Team L&M
A National Institute for One Health will soon be set up in Nagpur, Maharashtra. The foundation stone for it was laid down by PM Narendra Modi recently.
Issues such as emerging and re-emerging infectious diseases, antimicrobial resistance, food security, biosafety and biosecurity are all associated with changes in land use, population growth, urbanisation, global travel and trade and climate change.
As a result, the trans-disciplinary approach among human, animal and environmental health disciplines has been gaining ground since quite some time. Studies have found that that more than half of all infections that people get, can be spread by animals. With increased interaction between humans and animals – domestic and wild, and influenced by climate change, human health can no longer be seen in isolation.
Considering all this, the National Institute for One Health is an important infrastructural milestone for the country.
The upcoming institute will focus on increasing preparedness and laboratory capabilities for identification of novel and unknown zoonotic agents. It will be equipped with the Bio Safety Level (BSL-IV) laboratory, which will help in investigation of outbreaks of emerging zoonotic agents concerned with public health and developing better control strategies.
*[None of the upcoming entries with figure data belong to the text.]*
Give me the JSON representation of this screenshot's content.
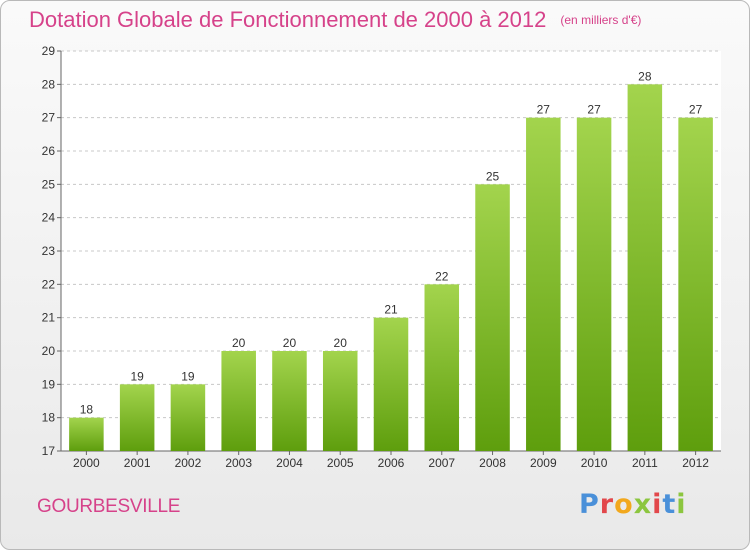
{
  "header": {
    "title": "Dotation Globale de Fonctionnement de 2000 à 2012",
    "subtitle": "(en milliers d'€)"
  },
  "footer": {
    "commune": "GOURBESVILLE",
    "logo_text": "Proxiti"
  },
  "colors": {
    "title": "#d6428a",
    "bar_light": "#a3d44d",
    "bar_dark": "#5e9e0d",
    "grid": "#c8c8c8"
  },
  "chart_data": {
    "type": "bar",
    "title": "Dotation Globale de Fonctionnement de 2000 à 2012",
    "subtitle": "(en milliers d'€)",
    "xlabel": "",
    "ylabel": "",
    "categories": [
      "2000",
      "2001",
      "2002",
      "2003",
      "2004",
      "2005",
      "2006",
      "2007",
      "2008",
      "2009",
      "2010",
      "2011",
      "2012"
    ],
    "values": [
      18,
      19,
      19,
      20,
      20,
      20,
      21,
      22,
      25,
      27,
      27,
      28,
      27
    ],
    "ylim": [
      17,
      29
    ],
    "yticks": [
      17,
      18,
      19,
      20,
      21,
      22,
      23,
      24,
      25,
      26,
      27,
      28,
      29
    ],
    "grid": "horizontal dashed",
    "data_labels": true,
    "legend": "none"
  }
}
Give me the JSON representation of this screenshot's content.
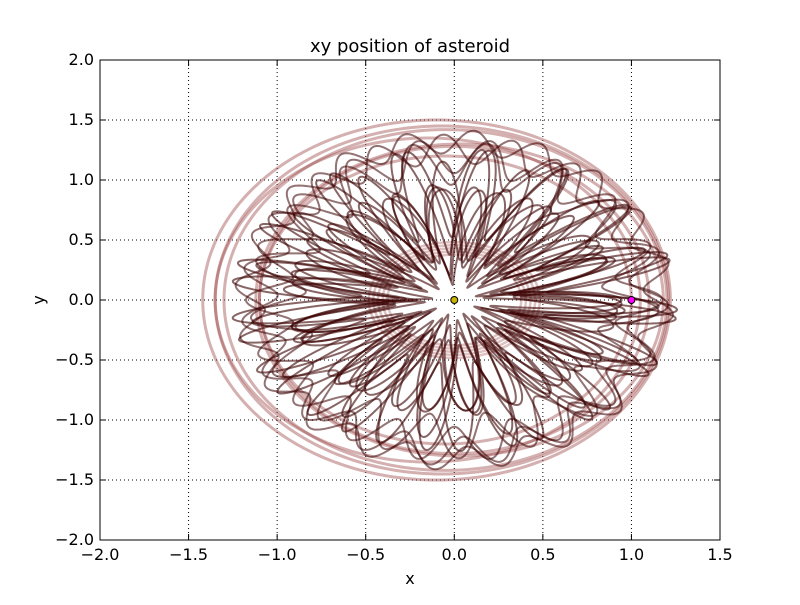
{
  "chart_data": {
    "type": "line",
    "title": "xy position of asteroid",
    "xlabel": "x",
    "ylabel": "y",
    "xlim": [
      -2.0,
      1.5
    ],
    "ylim": [
      -2.0,
      2.0
    ],
    "x_ticks": [
      -2.0,
      -1.5,
      -1.0,
      -0.5,
      0.0,
      0.5,
      1.0,
      1.5
    ],
    "y_ticks": [
      -2.0,
      -1.5,
      -1.0,
      -0.5,
      0.0,
      0.5,
      1.0,
      1.5,
      2.0
    ],
    "x_tick_labels": [
      "−2.0",
      "−1.5",
      "−1.0",
      "−0.5",
      "0.0",
      "0.5",
      "1.0",
      "1.5"
    ],
    "y_tick_labels": [
      "−2.0",
      "−1.5",
      "−1.0",
      "−0.5",
      "0.0",
      "0.5",
      "1.0",
      "1.5",
      "2.0"
    ],
    "grid": true,
    "series": [
      {
        "name": "asteroid trajectory",
        "kind": "spirograph-orbit",
        "color": "#3a0000",
        "halo_color": "#a05050",
        "approx_inner_radius_x": 0.35,
        "approx_inner_radius_y": 0.35,
        "approx_outer_radius_x": 1.35,
        "approx_outer_radius_y": 1.5
      }
    ],
    "markers": [
      {
        "name": "sun",
        "x": 0.0,
        "y": 0.0,
        "color": "#c8b400",
        "edge": "#000000"
      },
      {
        "name": "planet",
        "x": 1.0,
        "y": 0.0,
        "color": "#ff00ff",
        "edge": "#000000"
      }
    ]
  }
}
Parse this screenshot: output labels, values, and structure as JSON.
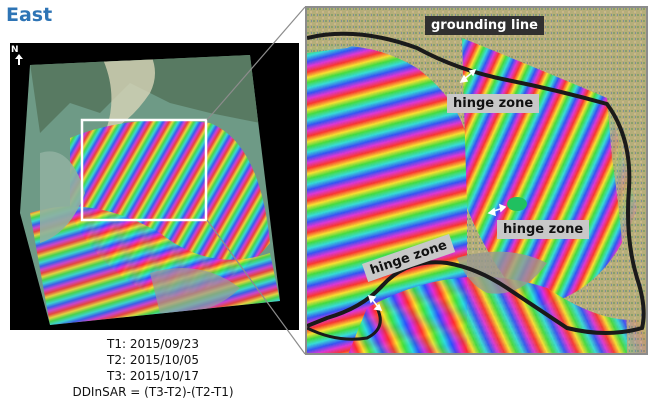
{
  "region_title": "East",
  "captions": {
    "t1": "T1: 2015/09/23",
    "t2": "T2: 2015/10/05",
    "t3": "T3: 2015/10/17",
    "formula": "DDInSAR = (T3-T2)-(T2-T1)"
  },
  "detail": {
    "grounding_line_label": "grounding line",
    "hinge_zone_label_1": "hinge zone",
    "hinge_zone_label_2": "hinge zone",
    "hinge_zone_label_3": "hinge zone"
  },
  "colors": {
    "title": "#2e74b5",
    "grounding_line": "#1a1a1a",
    "label_bg": "#c8c8c8",
    "selection_box": "#ffffff",
    "connector": "#8c8c8c"
  },
  "icons": {
    "north_arrow": "north-arrow-icon",
    "double_arrow": "double-arrow-icon"
  }
}
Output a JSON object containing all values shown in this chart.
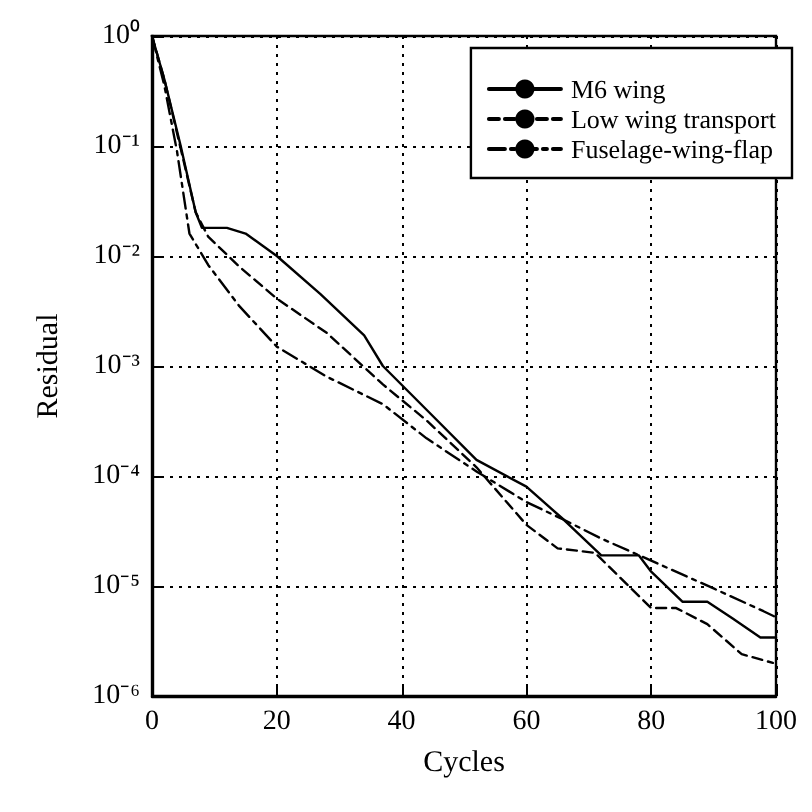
{
  "chart_data": {
    "type": "line",
    "xlabel": "Cycles",
    "ylabel": "Residual",
    "log": "y",
    "grid": true,
    "legend": "top right",
    "marker": "none",
    "xlim": [
      0,
      100
    ],
    "xticks": [
      0,
      20,
      40,
      60,
      80,
      100
    ],
    "ylim": [
      1e-06,
      1
    ],
    "yticks": [
      {
        "value": 1,
        "label": "10⁰"
      },
      {
        "value": 0.1,
        "label": "10⁻¹"
      },
      {
        "value": 0.01,
        "label": "10⁻²"
      },
      {
        "value": 0.001,
        "label": "10⁻³"
      },
      {
        "value": 0.0001,
        "label": "10⁻⁴"
      },
      {
        "value": 1e-05,
        "label": "10⁻⁵"
      },
      {
        "value": 1e-06,
        "label": "10⁻⁶"
      }
    ],
    "series": [
      {
        "name": "M6 wing",
        "color": "#000000",
        "line_style": "solid",
        "x": [
          0,
          2,
          4.6,
          7,
          8,
          12,
          15,
          20,
          27,
          34,
          37,
          44,
          52,
          60,
          66,
          72,
          78,
          80,
          85,
          89,
          93,
          97.5,
          100
        ],
        "values": [
          1,
          0.4,
          0.1,
          0.025,
          0.018,
          0.018,
          0.016,
          0.01,
          0.0045,
          0.0019,
          0.001,
          0.0004,
          0.00014,
          8e-05,
          4e-05,
          1.9e-05,
          1.9e-05,
          1.35e-05,
          7.2e-06,
          7.2e-06,
          5.1e-06,
          3.4e-06,
          3.4e-06
        ]
      },
      {
        "name": "Low wing transport",
        "color": "#000000",
        "line_style": "dashed",
        "x": [
          0,
          2,
          4.5,
          7,
          9,
          14,
          20,
          28,
          37,
          44,
          52,
          60,
          65,
          71,
          76,
          80,
          84,
          89,
          94.5,
          99.5
        ],
        "values": [
          1,
          0.4,
          0.1,
          0.025,
          0.015,
          0.008,
          0.0041,
          0.002,
          0.00068,
          0.00032,
          0.00012,
          3.6e-05,
          2.2e-05,
          2e-05,
          1.05e-05,
          6.3e-06,
          6.3e-06,
          4.5e-06,
          2.4e-06,
          2e-06
        ]
      },
      {
        "name": "Fuselage-wing-flap",
        "color": "#000000",
        "line_style": "dashdot",
        "x": [
          0,
          2,
          4,
          6,
          9,
          14,
          20,
          28,
          37,
          44,
          52,
          60,
          66,
          72,
          80,
          90,
          98,
          100
        ],
        "values": [
          1,
          0.35,
          0.09,
          0.016,
          0.0083,
          0.0035,
          0.0015,
          0.0008,
          0.00045,
          0.00022,
          0.00011,
          5.8e-05,
          4e-05,
          2.7e-05,
          1.7e-05,
          9.5e-06,
          5.9e-06,
          5.2e-06
        ]
      }
    ]
  }
}
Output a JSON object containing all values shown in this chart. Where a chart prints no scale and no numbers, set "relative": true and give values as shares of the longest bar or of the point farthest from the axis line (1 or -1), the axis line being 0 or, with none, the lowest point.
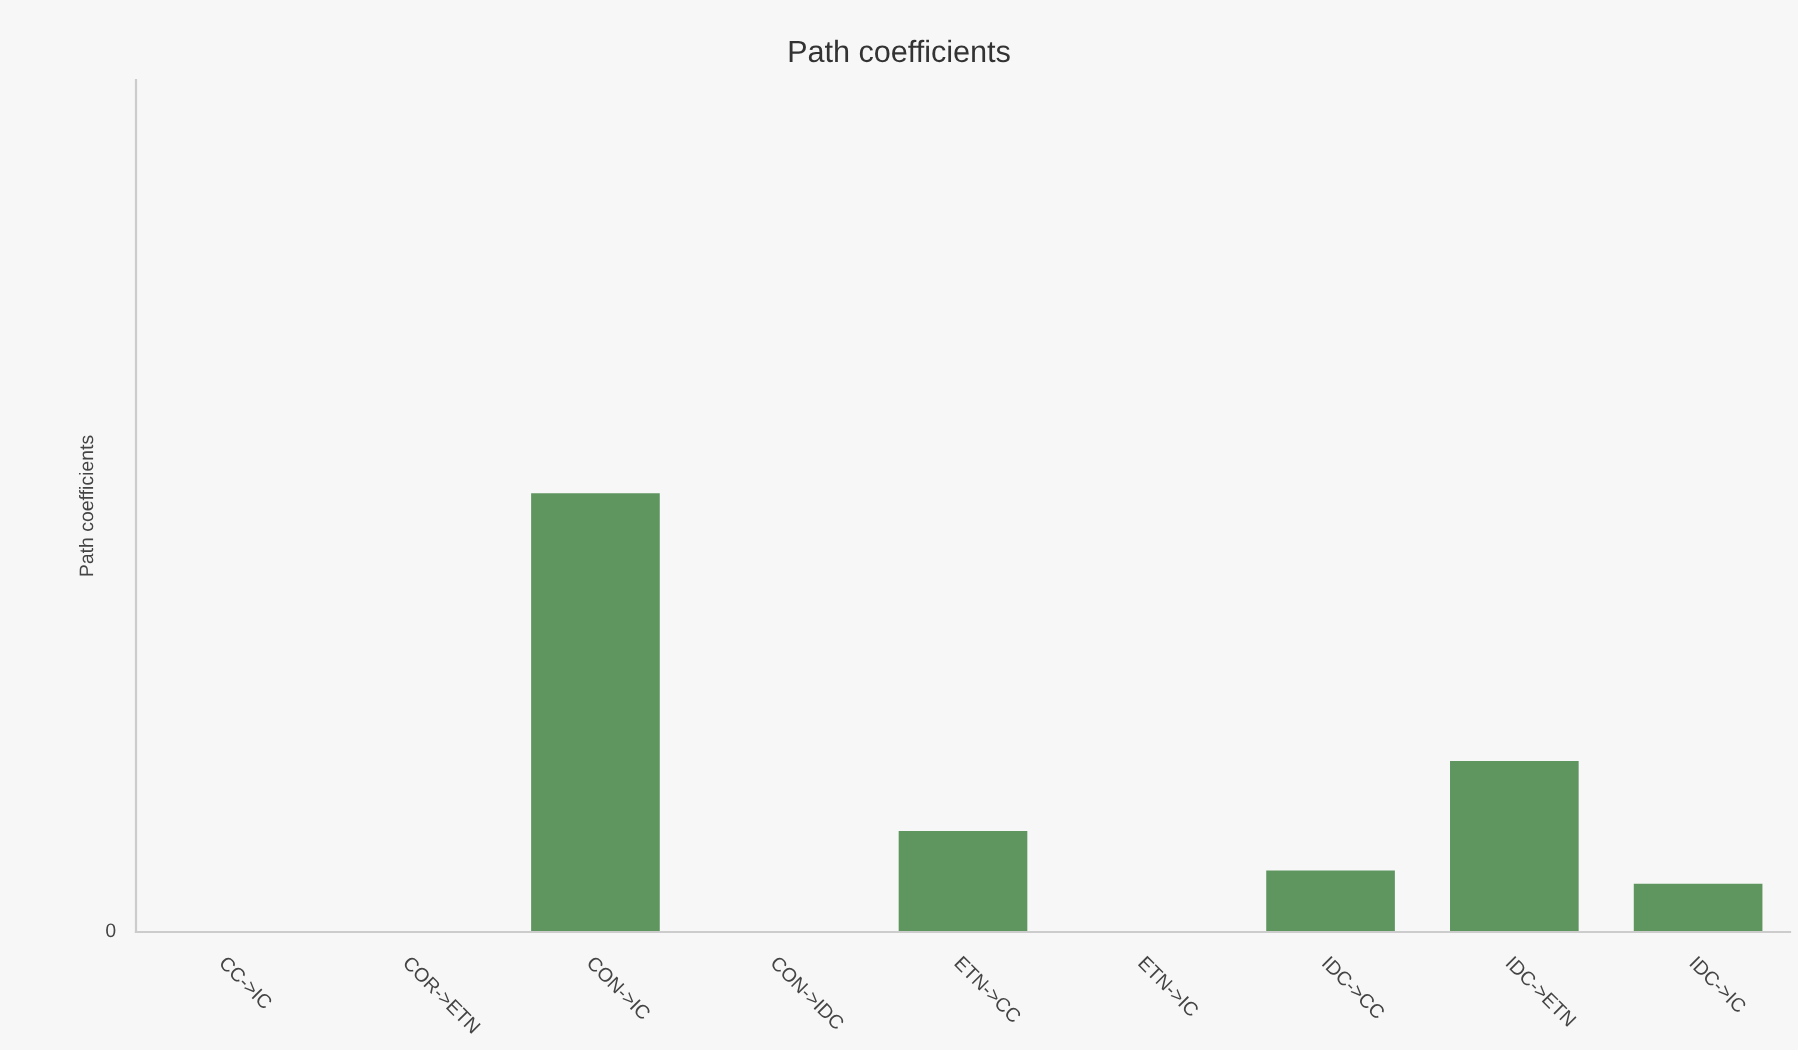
{
  "chart_data": {
    "type": "bar",
    "title": "Path coefficients",
    "ylabel": "Path coefficients",
    "categories": [
      "CC->IC",
      "COR->ETN",
      "CON->IC",
      "CON->IDC",
      "ETN->CC",
      "ETN->IC",
      "IDC->CC",
      "IDC->ETN",
      "IDC->IC"
    ],
    "values": [
      0,
      0,
      1,
      0,
      0.23,
      0,
      0.14,
      0.39,
      0.11
    ],
    "color": "#5f9660",
    "relative": true,
    "grid": false,
    "legend": false,
    "annotations": [
      "0"
    ]
  }
}
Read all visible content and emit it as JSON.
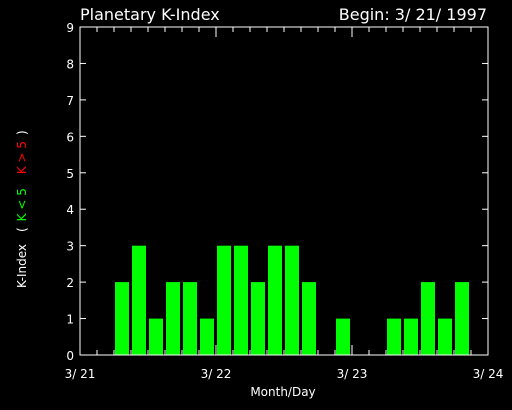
{
  "chart_data": {
    "type": "bar",
    "title": "Planetary K-Index",
    "subtitle": "Begin: 3/ 21/ 1997",
    "xlabel": "Month/Day",
    "ylabel": "K-Index",
    "legend": {
      "open": "(",
      "low": "K < 5",
      "high": "K > 5",
      "close": ")"
    },
    "x_ticks": [
      "3/ 21",
      "3/ 22",
      "3/ 23",
      "3/ 24"
    ],
    "y_ticks": [
      "0",
      "1",
      "2",
      "3",
      "4",
      "5",
      "6",
      "7",
      "8",
      "9"
    ],
    "ylim": [
      0,
      9
    ],
    "bars_per_day": 8,
    "days": 3,
    "values": [
      0,
      0,
      2,
      3,
      1,
      2,
      2,
      1,
      3,
      3,
      2,
      3,
      3,
      2,
      0,
      1,
      0,
      0,
      1,
      1,
      2,
      1,
      2,
      0
    ],
    "colors": {
      "low": "#00ff00",
      "high": "#ff0000",
      "axis": "#ffffff",
      "background": "#000000"
    },
    "threshold": 5
  }
}
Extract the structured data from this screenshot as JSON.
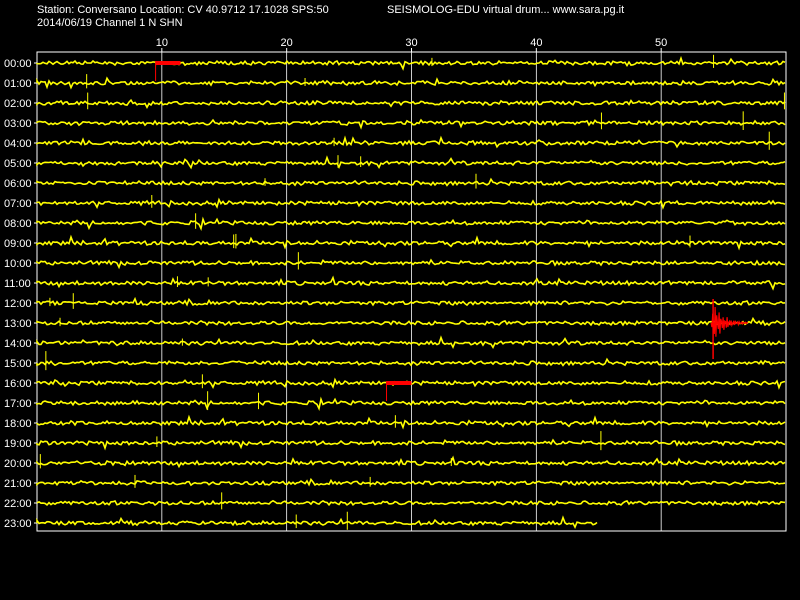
{
  "header": {
    "station_line": "Station: Conversano Location: CV 40.9712 17.1028 SPS:50",
    "program_line": "SEISMOLOG-EDU virtual drum... www.sara.pg.it",
    "date_line": "2014/06/19  Channel 1 N SHN"
  },
  "colors": {
    "background": "#000000",
    "trace": "#ffff00",
    "event": "#ff0000",
    "grid": "#ffffff",
    "text": "#ffffff"
  },
  "chart_data": {
    "type": "line",
    "title": "",
    "xlabel": "",
    "ylabel": "",
    "x_unit": "minute",
    "xlim": [
      0,
      60
    ],
    "x_ticks": [
      10,
      20,
      30,
      40,
      50
    ],
    "grid": true,
    "hours": [
      "00:00",
      "01:00",
      "02:00",
      "03:00",
      "04:00",
      "05:00",
      "06:00",
      "07:00",
      "08:00",
      "09:00",
      "10:00",
      "11:00",
      "12:00",
      "13:00",
      "14:00",
      "15:00",
      "16:00",
      "17:00",
      "18:00",
      "19:00",
      "20:00",
      "21:00",
      "22:00",
      "23:00"
    ],
    "last_trace_end_minute": 45,
    "events": [
      {
        "hour": "00:00",
        "start_minute": 9.5,
        "end_minute": 11.5,
        "color": "#ff0000"
      },
      {
        "hour": "16:00",
        "start_minute": 28,
        "end_minute": 30,
        "color": "#ff0000"
      },
      {
        "hour": "13:00",
        "start_minute": 54,
        "end_minute": 57,
        "color": "#ff0000"
      }
    ]
  }
}
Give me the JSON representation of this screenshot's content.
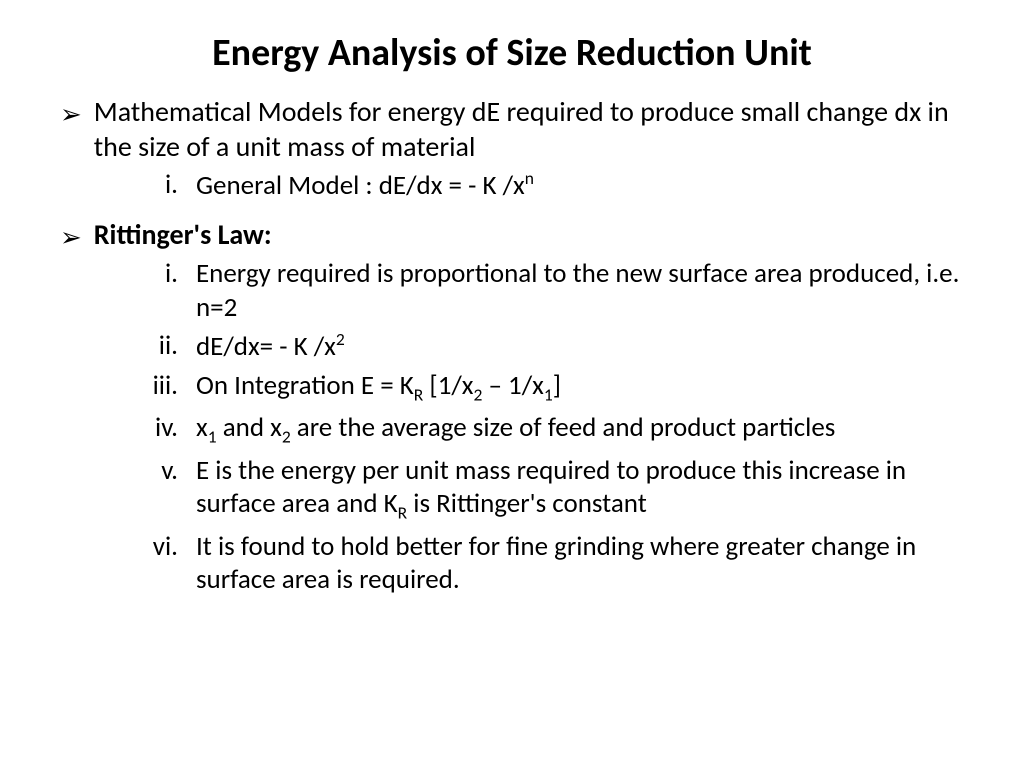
{
  "title": "Energy Analysis of Size Reduction Unit",
  "bullet1": {
    "text": "Mathematical Models for energy dE required to produce small change dx in the size of a unit mass of material",
    "items": [
      {
        "roman": "i.",
        "text_html": "General Model : dE/dx = - K /x<sup>n</sup>"
      }
    ]
  },
  "bullet2": {
    "heading": "Rittinger's Law:",
    "items": [
      {
        "roman": "i.",
        "text_html": "Energy required is proportional to the new surface area produced, i.e. n=2"
      },
      {
        "roman": "ii.",
        "text_html": "dE/dx= - K /x<sup>2</sup>"
      },
      {
        "roman": "iii.",
        "text_html": "On Integration E = K<sub>R</sub> [1/x<sub>2</sub> – 1/x<sub>1</sub>]"
      },
      {
        "roman": "iv.",
        "text_html": "x<sub>1</sub> and x<sub>2</sub>  are the average size of feed and product particles"
      },
      {
        "roman": "v.",
        "text_html": "E is the energy per unit mass required to produce this increase in surface area and K<sub>R</sub>  is Rittinger's constant"
      },
      {
        "roman": "vi.",
        "text_html": "It is found to hold better for fine grinding where greater change in surface area is required."
      }
    ]
  },
  "arrow_glyph": "➢"
}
It was the Indian Council of Medical Research (ICMR) and the Indian Council of Agricultural Research (ICAR) that decided to establish the National Institute of One Health sometime back. They also initiated two collaborative research projects, funded by the ICAR and ICMR, to conduct the epidemiological surveillance of selected zoonotic diseases in Central India.
With an aim to study the prevalence of 10 selected zoonotic diseases (throughout the country) and five trans-boundary animal diseases (mainly from northeast boundary states), the Department of Biotechnology, Ministry of Science and Technology had launched a One Health Consortium in December last year. The objectives of this consortium include establishing a network of laboratories at centralised and field level, estimation of prevalence and burden of selected diseases, detection of pathogens by serological (antigen) or molecular tests, especially in clinical cases and modelling of data for disease forecasting as well as risk assessment. It has 27 organizations as its members while an amount of Rs 31.100884 crore was allocated to it for the first three years.